Manuel Canseco dirige en el teatro Valle-Inclán el texto de uno de los autores fundamentales del teatro español del siglo XX

«La pechuga de la sardina», de Lauro Olmo: sainete social marcosgpunto

juan ignacio garcía garzón

Mucho ha cambiado España desde el estreno de «La pechuga de la sardina» en 1963, aunque persistan odiosos tics machistas y permanezcan latentes en el fondo de la conciencia colectiva algunas garrapatas morales tridentinas. Resulta oportuna, por estos y más motivos, la recuperación de Lauro Olmo (1922-2014), un autor de brega vinculado al realismo social, pero con más matices de lo que una lectura superficial podría revelar. Superando el retrato castizo de un Madrid de hace medio siglo y lo que José Monléón calificó de denuncia cordial –su voluntad de crítica coyuntural a determinadas situaciones y concepciones, como la percepción culpable de la sexualidad femenina–, hay en esta tragicomedia una interesante meditación sobre el paso del tiempo, un planteamiento estoico de la lucha por la vida y un canto a la supervivencia pese a las ilusiones hechas pedazos.
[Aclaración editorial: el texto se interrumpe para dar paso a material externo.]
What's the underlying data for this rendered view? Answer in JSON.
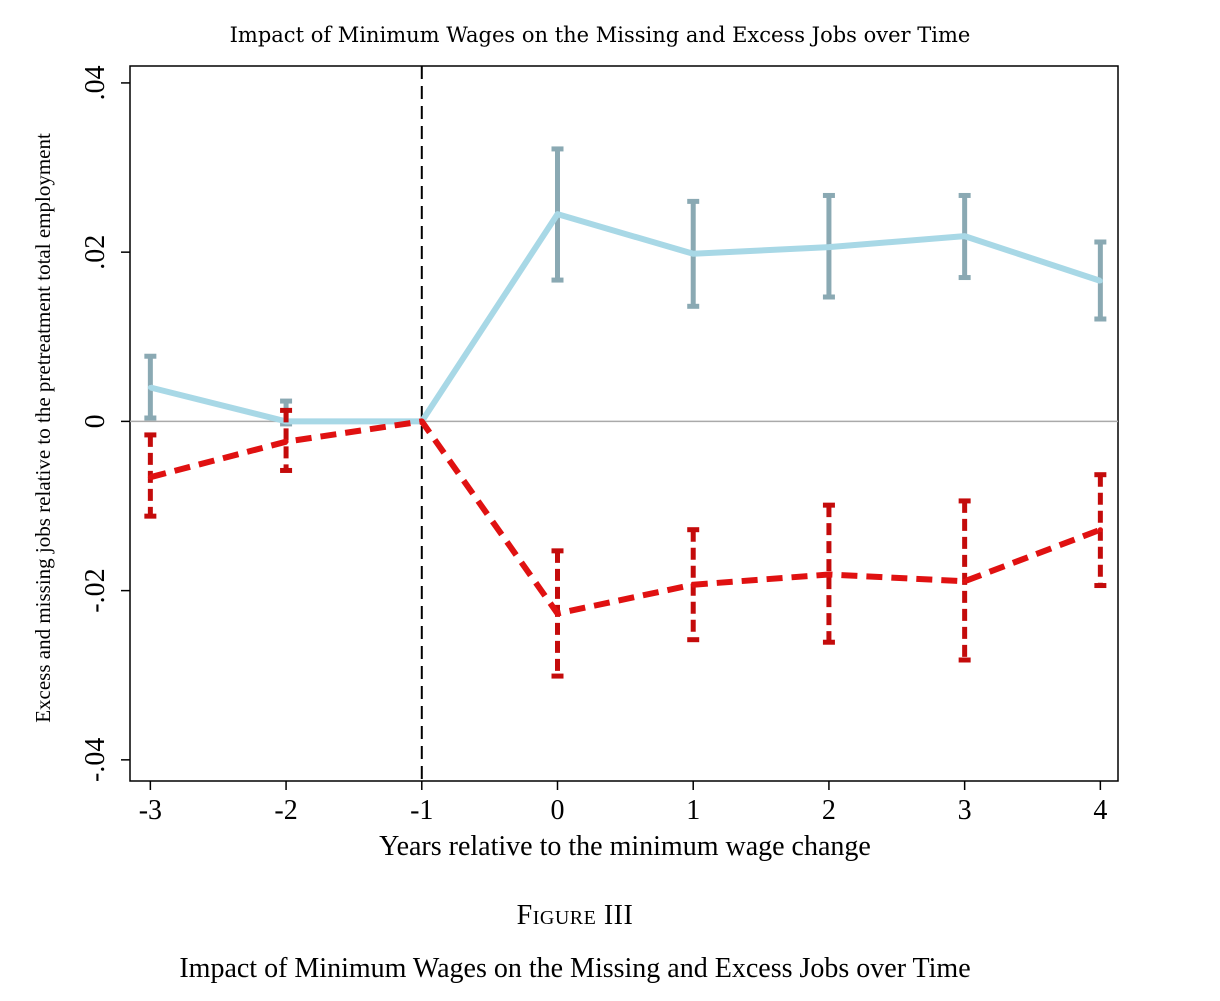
{
  "chart_data": {
    "type": "line",
    "title": "Impact of Minimum Wages on the Missing and Excess Jobs over Time",
    "xlabel": "Years relative to the minimum wage change",
    "ylabel": "Excess and missing jobs relative to the pretreatment total employment",
    "x": [
      -3,
      -2,
      -1,
      0,
      1,
      2,
      3,
      4
    ],
    "x_tick_labels": [
      "-3",
      "-2",
      "-1",
      "0",
      "1",
      "2",
      "3",
      "4"
    ],
    "xlim": [
      -3.15,
      4.13
    ],
    "ylim": [
      -0.0425,
      0.042
    ],
    "y_ticks": [
      0.04,
      0.02,
      0,
      -0.02,
      -0.04
    ],
    "y_tick_labels": [
      ".04",
      ".02",
      "0",
      "-.02",
      "-.04"
    ],
    "zero_line": true,
    "treatment_line_x": -1,
    "grid": false,
    "series": [
      {
        "line_color": "#a8d8e6",
        "bar_color": "#8aa9b3",
        "style": "solid",
        "values": [
          0.004,
          0.0,
          0.0,
          0.0245,
          0.0198,
          0.0206,
          0.0219,
          0.0166
        ],
        "ci_low": [
          0.0004,
          -0.0003,
          0.0,
          0.0167,
          0.0136,
          0.0147,
          0.017,
          0.0121
        ],
        "ci_high": [
          0.0077,
          0.0024,
          0.0,
          0.0322,
          0.026,
          0.0267,
          0.0267,
          0.0212
        ]
      },
      {
        "line_color": "#e01111",
        "bar_color": "#c40b0b",
        "style": "dashed",
        "values": [
          -0.0066,
          -0.0024,
          0.0,
          -0.0227,
          -0.0193,
          -0.0181,
          -0.0189,
          -0.0128
        ],
        "ci_low": [
          -0.0112,
          -0.0058,
          0.0,
          -0.0301,
          -0.0258,
          -0.0261,
          -0.0282,
          -0.0194
        ],
        "ci_high": [
          -0.0016,
          0.0013,
          0.0,
          -0.0153,
          -0.0128,
          -0.0099,
          -0.0094,
          -0.0063
        ]
      }
    ]
  },
  "figure": {
    "number": "Figure III",
    "caption": "Impact of Minimum Wages on the Missing and Excess Jobs over Time"
  }
}
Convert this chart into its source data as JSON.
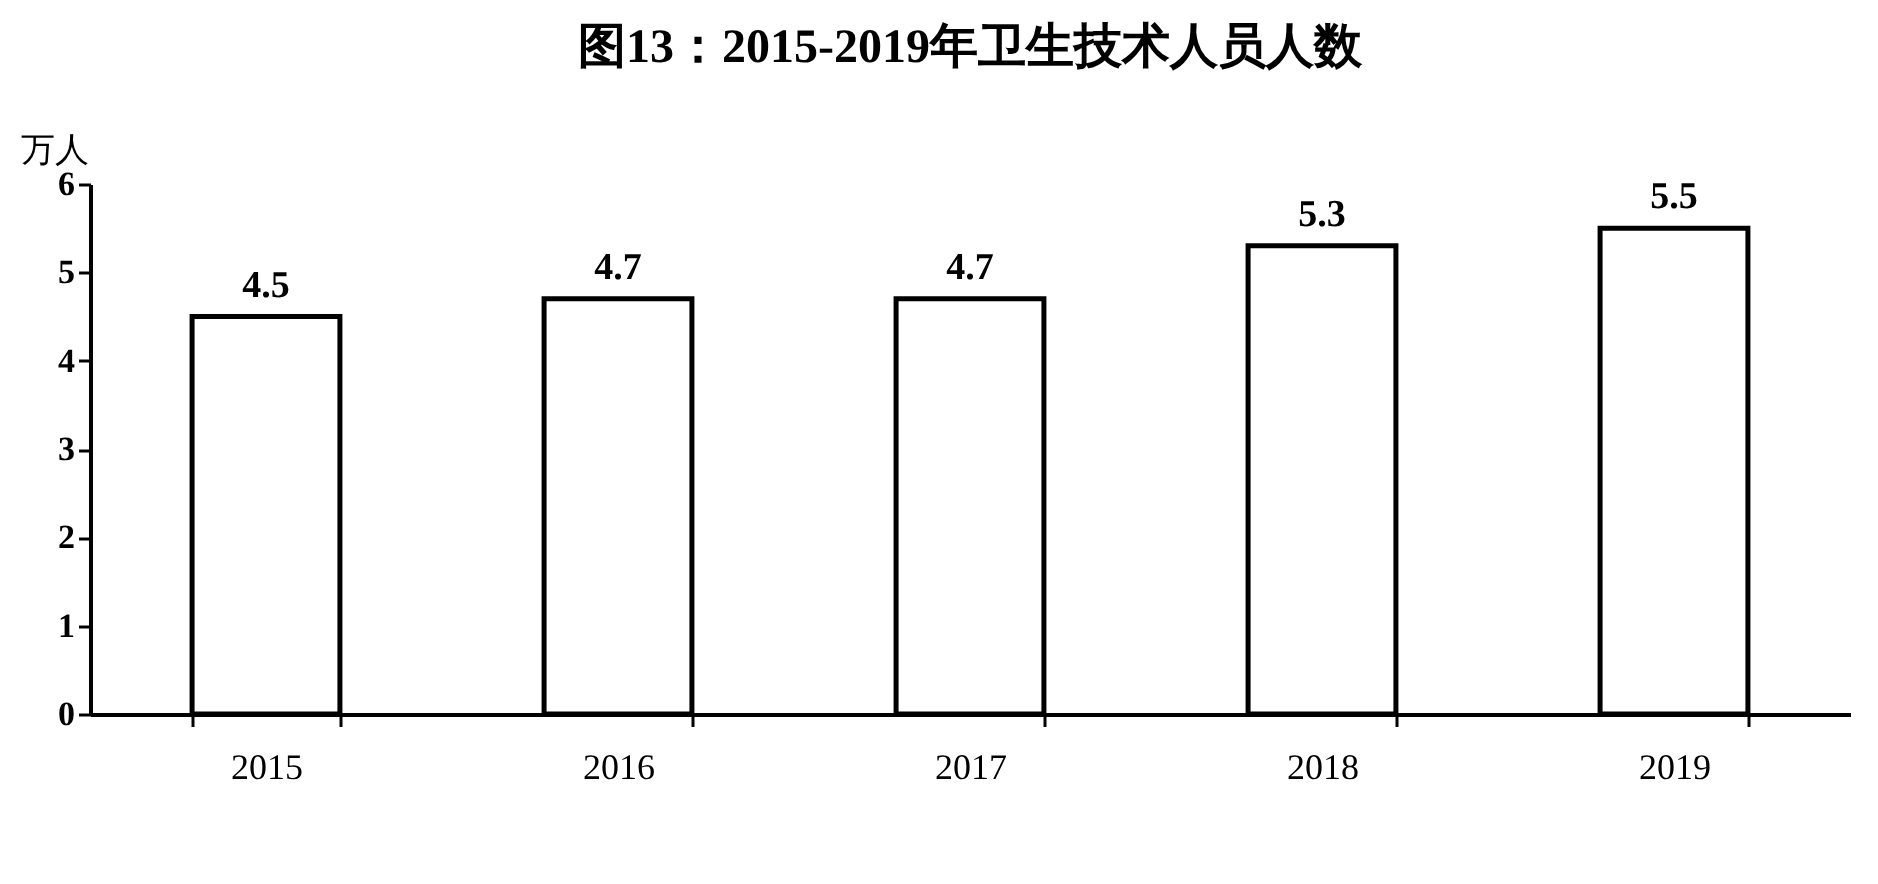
{
  "chart_data": {
    "type": "bar",
    "title": "图13：2015-2019年卫生技术人员人数",
    "ylabel": "万人",
    "categories": [
      "2015",
      "2016",
      "2017",
      "2018",
      "2019"
    ],
    "values": [
      4.5,
      4.7,
      4.7,
      5.3,
      5.5
    ],
    "color": "#ffffff",
    "ylim": [
      0,
      6
    ],
    "yticks": [
      0,
      1,
      2,
      3,
      4,
      5,
      6
    ],
    "grid": false,
    "data_labels": true
  }
}
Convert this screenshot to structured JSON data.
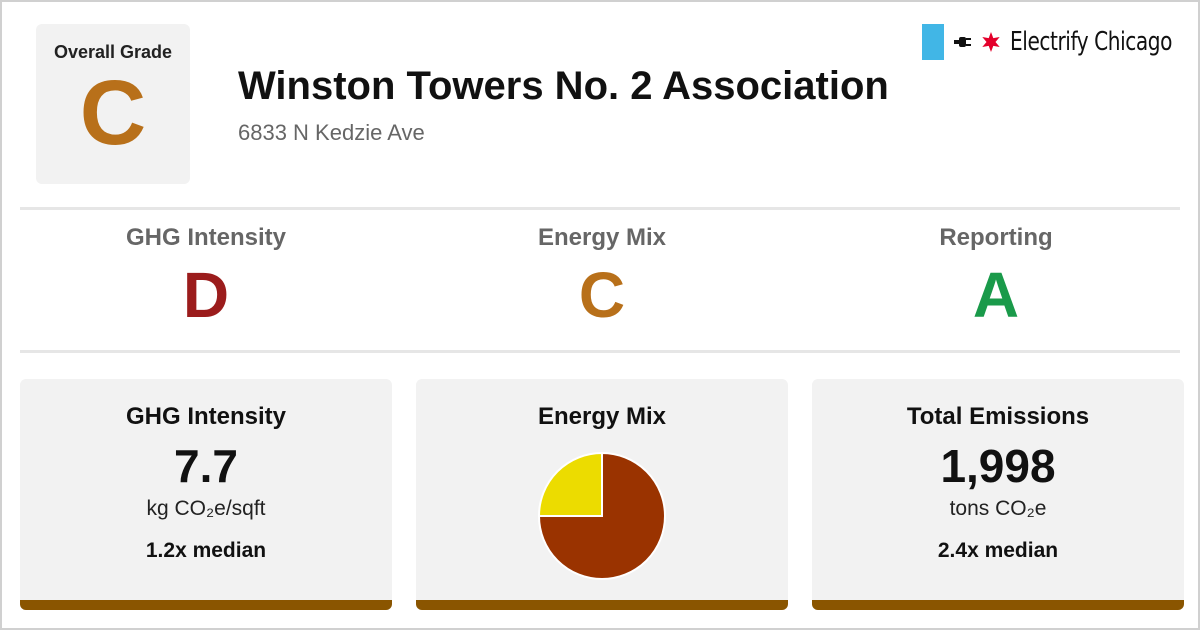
{
  "colors": {
    "grade_c": "#b8701a",
    "grade_d": "#9b1c1c",
    "grade_a": "#1a9a4a",
    "card_bar": "#8a5500",
    "pie_primary": "#9a3300",
    "pie_secondary": "#ecdc00",
    "chicago_blue": "#41b6e6",
    "chicago_red": "#e4002b"
  },
  "overall": {
    "label": "Overall Grade",
    "grade": "C"
  },
  "building": {
    "name": "Winston Towers No. 2 Association",
    "address": "6833 N Kedzie Ave"
  },
  "brand": {
    "name": "Electrify Chicago",
    "icons": [
      "plug-icon",
      "star-icon"
    ]
  },
  "subgrades": [
    {
      "label": "GHG Intensity",
      "grade": "D"
    },
    {
      "label": "Energy Mix",
      "grade": "C"
    },
    {
      "label": "Reporting",
      "grade": "A"
    }
  ],
  "cards": {
    "ghg": {
      "title": "GHG Intensity",
      "value": "7.7",
      "unit": "kg CO₂e/sqft",
      "median": "1.2x median"
    },
    "energy_mix": {
      "title": "Energy Mix"
    },
    "emissions": {
      "title": "Total Emissions",
      "value": "1,998",
      "unit": "tons CO₂e",
      "median": "2.4x median"
    }
  },
  "chart_data": {
    "type": "pie",
    "title": "",
    "slices": [
      {
        "value": 0.75
      },
      {
        "value": 0.25
      }
    ]
  }
}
La obra tiene un aire de época que hoy puede resultarnos antiguo, pero acierta el director, Manuel Canseco, cuando habla de «un Chéjov madrileño» porque, por debajo de lo que pasa y se dice en la casa de huéspedes donde se desarrolla la acción, fluye el sordo malestar de una sociedad cansada y anquilosada que se asfixia. «La pechuga de la sardina» es una obra en femenino plural –los hombres son jirones de machismo arquetípico– deudora tanto de la atmósfera opresiva lorquiana de «La casa de Bernarda Alba» como de la estructura coral de «Historia de una escalera», de Buero. Un microcosmos definido por un lenguaje popular literario que, mirándose en el antecedente de Arniches, tiene relámpagos valleinclanescos y es una de las características de la poética de Olmo.

En el primer volumen de las obras completas del dramaturgo, Julio Huélamo Kosma destaca que «sardina» es disfemismo del sexo femenino y, en un sentido más amplio, alude a la mujer. Seis mujeres habitan en la pensión, en torno a la que pasean, en contraposición simbólica, prostitutas y beatas. Canseco maneja bien tanto los microdramas particulares como el empaque colectivo del montaje en una puesta en escena que, con la temperatura costumbrista justa, resalta ese pulso chejoviano. Las copiosas acotaciones escenográficas han sido traducidas por Paloma Canseco en un espacio atiborrado de muebles en torno al que se distribuyen los espectadores, y que, aun siendo fiel a lo marcado, resulta acumulativo. Muy bien engarzadas en el ímpetu coral todas las interpretaciones, con nota para los personajes a los que Olmo dotó de mayor viveza popular: Juana, la dueña de la pensión, servida con gracia plena de desesperanzada sensatez por María Garralón, y la criadita respondona de Nuria Herrero, amén del marido borrachuzo bordado por Juan Carlos Talavera.